“La Padrina”: quando il malaffare è un’arte

Come si diventa figli d’arte? Risposta: quando la genetica trasporta anche il talento tra due o più generazioni successive. Nel film La Padrina (tratto dal romanzo La Daronne di Hannelore Cayre, edizioni Le Assassine) del regista francese Jean-Paul Salomé, con interpreti principali Isabelle Huppert e Hippolyte Girardot, in uscita nelle sale italiane dal 14 ottobre, il ruolo femminile sostituisce con grande abilità e spregiudicatezza quello ben più noto del grande boss mafioso e maschio. In particolare, ciò accade quando si ha alle spalle una solida tradizione di famiglia nel commercio illegale di hashish dal Magreb alla Francia. Tutto ha inizio con Patience (Isabelle Huppert) che fa l’interprete-traduttrice giurata dall’arabo al francese per l’Ufficio antidroga della Polizia nazionale, con un marito cittadino dell’Oman scomparso venti anni prima; due figlie conviventi in età post-adolescenziale; due genitori magrebini, di cui un padre defunto e una madre confinata in una Casa di riposo a “cinque stelle” per anziani affetti da demenza senile.

E sarà proprio una liason dangereuse che lega Provence al nosocomio a portarla diritto filato a un carico di droga superiore alla tonnellata! A parte la fatica immensa di trasportare intere valigie di erba in un vano scantinato con porte blindate, rimane il fatto colossale di farla in barba e sotto il naso degli stessi colleghi di lavoro, per piazzare tutta la merce a un qualche grossista locale. Saranno proprio le ottime conoscenze acquisite come traduttrice-interprete da Patience in molte centinaia di intercettazioni telefoniche, a fornirla della bussola di contatti pericolosi, per stare a galla in un mare di coccodrilli e grandi squali, che infestano il mercato e lo smercio di fumo nelle principali piazze della città.

Il film, molto acuto per certi dettagli, come saldare a qualcuno un debito in contanti perché, a sua volta, paghi in nero lavoratori immigrati ipersfruttati, si addentra nella vita quotidiana dei sospetti trafficanti e spacciatori, ripresi nelle loro attività sul campo, assieme alle loro mandrie di cavalli (corrieri di strada), con la solita costellazione di violenze che si può bene immaginare. Decisamente multietnico e multiculturale, il film in realtà presenta ben due Padrine. Infatti, l’alter ego di Patience è una versione cinese d’importazione, impersonata da un’ambigua amministratrice di condominio, talmente ricca e potente dietro il suo mascheramento di umile donna, da poter riciclare a prezzi da strozzino denaro liquido senza limiti di quantità, purché nel suo doppio fondo cassa resti il 30 per cento delle somme riciclate. Un altro elemento di colore asseconda il detto popolare de “I cinesi non muoiono mai”, dato che nessuno ha mai visto celebrare un solo funerale di uno di questi nostri inafferrabili ospiti metropolitani.

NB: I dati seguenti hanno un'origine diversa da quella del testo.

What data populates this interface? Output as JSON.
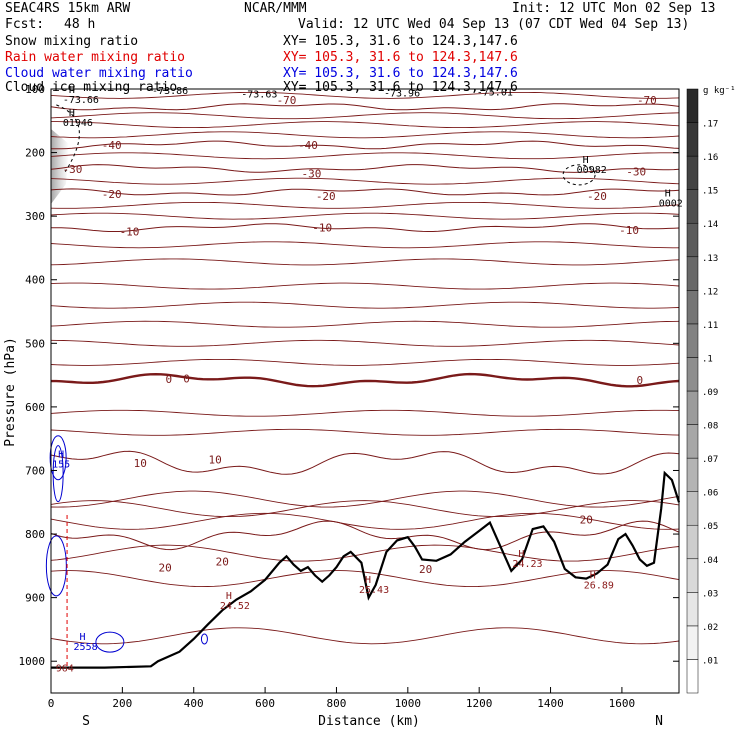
{
  "header": {
    "model": "SEAC4RS 15km ARW",
    "org": "NCAR/MMM",
    "init": "Init: 12 UTC Mon 02 Sep 13",
    "fcst_label": "Fcst:",
    "fcst_value": "48 h",
    "valid": "Valid: 12 UTC Wed 04 Sep 13 (07 CDT Wed 04 Sep 13)",
    "fields": [
      {
        "name": "Snow mixing ratio",
        "color": "#000000",
        "xy": "XY= 105.3, 31.6 to 124.3,147.6"
      },
      {
        "name": "Rain water mixing ratio",
        "color": "#e00000",
        "xy": "XY= 105.3, 31.6 to 124.3,147.6"
      },
      {
        "name": "Cloud water mixing ratio",
        "color": "#0000e0",
        "xy": "XY= 105.3, 31.6 to 124.3,147.6"
      },
      {
        "name": "Cloud ice mixing ratio",
        "color": "#000000",
        "xy": "XY= 105.3, 31.6 to 124.3,147.6"
      }
    ]
  },
  "chart_data": {
    "type": "contour",
    "xlabel": "Distance (km)",
    "ylabel": "Pressure (hPa)",
    "xlim": [
      0,
      1760
    ],
    "ylim": [
      1050,
      100
    ],
    "x_ticks": [
      0,
      200,
      400,
      600,
      800,
      1000,
      1200,
      1400,
      1600
    ],
    "y_ticks": [
      100,
      200,
      300,
      400,
      500,
      600,
      700,
      800,
      900,
      1000
    ],
    "x_end_labels": {
      "left": "S",
      "right": "N"
    },
    "colorbar": {
      "unit": "g kg⁻¹",
      "ticks": [
        ".01",
        ".02",
        ".03",
        ".04",
        ".05",
        ".06",
        ".07",
        ".08",
        ".09",
        ".1",
        ".11",
        ".12",
        ".13",
        ".14",
        ".15",
        ".16",
        ".17"
      ],
      "color_low": "#ffffff",
      "color_high": "#2a2a2a"
    },
    "temperature_contours": [
      {
        "label": "-70",
        "p": 128
      },
      {
        "label": "-40",
        "p": 188
      },
      {
        "label": "-30",
        "p": 225
      },
      {
        "label": "-20",
        "p": 262
      },
      {
        "label": "-10",
        "p": 318
      },
      {
        "label": "0",
        "p": 558
      },
      {
        "label": "10",
        "p": 688
      },
      {
        "label": "20",
        "p": 802
      }
    ],
    "temperature_labels": [
      {
        "text": "-70",
        "x": 660,
        "p": 117
      },
      {
        "text": "-70",
        "x": 1670,
        "p": 117
      },
      {
        "text": "-40",
        "x": 170,
        "p": 188
      },
      {
        "text": "-40",
        "x": 720,
        "p": 188
      },
      {
        "text": "-30",
        "x": 60,
        "p": 226
      },
      {
        "text": "-30",
        "x": 730,
        "p": 233
      },
      {
        "text": "-30",
        "x": 1640,
        "p": 230
      },
      {
        "text": "-20",
        "x": 170,
        "p": 265
      },
      {
        "text": "-20",
        "x": 770,
        "p": 268
      },
      {
        "text": "-20",
        "x": 1530,
        "p": 268
      },
      {
        "text": "-10",
        "x": 220,
        "p": 324
      },
      {
        "text": "-10",
        "x": 760,
        "p": 318
      },
      {
        "text": "-10",
        "x": 1620,
        "p": 322
      },
      {
        "text": "0",
        "x": 330,
        "p": 556
      },
      {
        "text": "0",
        "x": 380,
        "p": 555
      },
      {
        "text": "0",
        "x": 1650,
        "p": 558
      },
      {
        "text": "10",
        "x": 250,
        "p": 688
      },
      {
        "text": "10",
        "x": 460,
        "p": 683
      },
      {
        "text": "20",
        "x": 320,
        "p": 853
      },
      {
        "text": "20",
        "x": 480,
        "p": 843
      },
      {
        "text": "20",
        "x": 1050,
        "p": 855
      },
      {
        "text": "20",
        "x": 1500,
        "p": 777
      }
    ],
    "extrema": [
      {
        "marker": "H",
        "value": "-73.66",
        "x": 50,
        "p": 122
      },
      {
        "marker": "",
        "value": "-73.86",
        "x": 300,
        "p": 108
      },
      {
        "marker": "",
        "value": "-73.63",
        "x": 550,
        "p": 113
      },
      {
        "marker": "",
        "value": "-73.96",
        "x": 950,
        "p": 112
      },
      {
        "marker": "",
        "value": "-75.01",
        "x": 1210,
        "p": 110
      },
      {
        "marker": "H",
        "value": "01946",
        "x": 50,
        "p": 158
      },
      {
        "marker": "H",
        "value": "00982",
        "x": 1490,
        "p": 232
      },
      {
        "marker": "H",
        "value": "0002",
        "x": 1720,
        "p": 285
      },
      {
        "marker": "H",
        "value": "155",
        "x": 20,
        "p": 695
      },
      {
        "marker": "H",
        "value": "24.52",
        "x": 490,
        "p": 918
      },
      {
        "marker": "H",
        "value": "25.43",
        "x": 880,
        "p": 893
      },
      {
        "marker": "H",
        "value": "24.23",
        "x": 1310,
        "p": 852
      },
      {
        "marker": "H",
        "value": "26.89",
        "x": 1510,
        "p": 886
      },
      {
        "marker": "H",
        "value": "2558",
        "x": 80,
        "p": 982
      },
      {
        "marker": "",
        "value": "964",
        "x": 30,
        "p": 1016
      }
    ],
    "terrain": {
      "x": [
        0,
        150,
        280,
        300,
        360,
        400,
        440,
        480,
        520,
        560,
        600,
        640,
        660,
        680,
        700,
        720,
        740,
        760,
        780,
        800,
        820,
        840,
        870,
        890,
        910,
        940,
        970,
        1000,
        1020,
        1040,
        1080,
        1120,
        1160,
        1200,
        1230,
        1260,
        1290,
        1320,
        1350,
        1380,
        1410,
        1440,
        1470,
        1500,
        1530,
        1560,
        1590,
        1610,
        1630,
        1650,
        1670,
        1690,
        1710,
        1720,
        1740,
        1760
      ],
      "p": [
        1010,
        1010,
        1008,
        1000,
        985,
        965,
        942,
        920,
        903,
        890,
        872,
        845,
        835,
        848,
        858,
        852,
        865,
        875,
        865,
        852,
        835,
        828,
        845,
        900,
        880,
        828,
        810,
        805,
        820,
        840,
        842,
        832,
        812,
        795,
        782,
        820,
        858,
        840,
        792,
        788,
        812,
        855,
        868,
        870,
        862,
        848,
        808,
        800,
        818,
        840,
        850,
        845,
        760,
        704,
        715,
        750
      ]
    }
  }
}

La Huppert è davvero magistrale nei suoi travestimenti, nel modo di gestire il suo amante-capo d’ufficio, un commissario di polizia onesto all’inverosimile ma anche molto innamorato di Provence. Proprio lui, sarà costantemente un’ottima fonte per evitare all’ultimo minuto i grandissimi guai conseguenti alle improvvise retate di pusher e di piccoli grossisti da parte dell’Antidroga francese. Doversi inventare un ruolo da boss solitario, significa avere in dotazione per nascita, come si diceva, un sangue freddo eccezionale per smerciare all’ingrosso la roba di chez-soi, consegnandola con mille espedienti funanbolici a gente assai poco raccomandabile, passando per di più indenne attraverso le maglie di una feroce guerra per bande, a una della quali apparteneva il carico di cui si era appropriata Patience.

In ogni occasione, i vasi di fiori contengono un’insidia, un orecchio indiscreto o un colpo in canna e tutto, ma proprio tutto, nel fruscio della vita può preludere all’assalto finale, alla perdita dell’ingente bottino e, di conseguenza, della libertà. Un gioco pericoloso che Patience sa giocare fino all’ultimo, per tornare incolume al berceau della sua infanzia, avendo sepolto ma, al contempo, disseppellito i suoi ricordi di gioventù. La suspence è discreta e mai eccessiva e prevale l’humor nero sul pathos della delinquente improvvisata, sbocciata dalla crisalide di una donna assolutamente perfetta che aspettava la sua occasione imperdibile per giocare il ruolo desiderato da sempre di Daronne.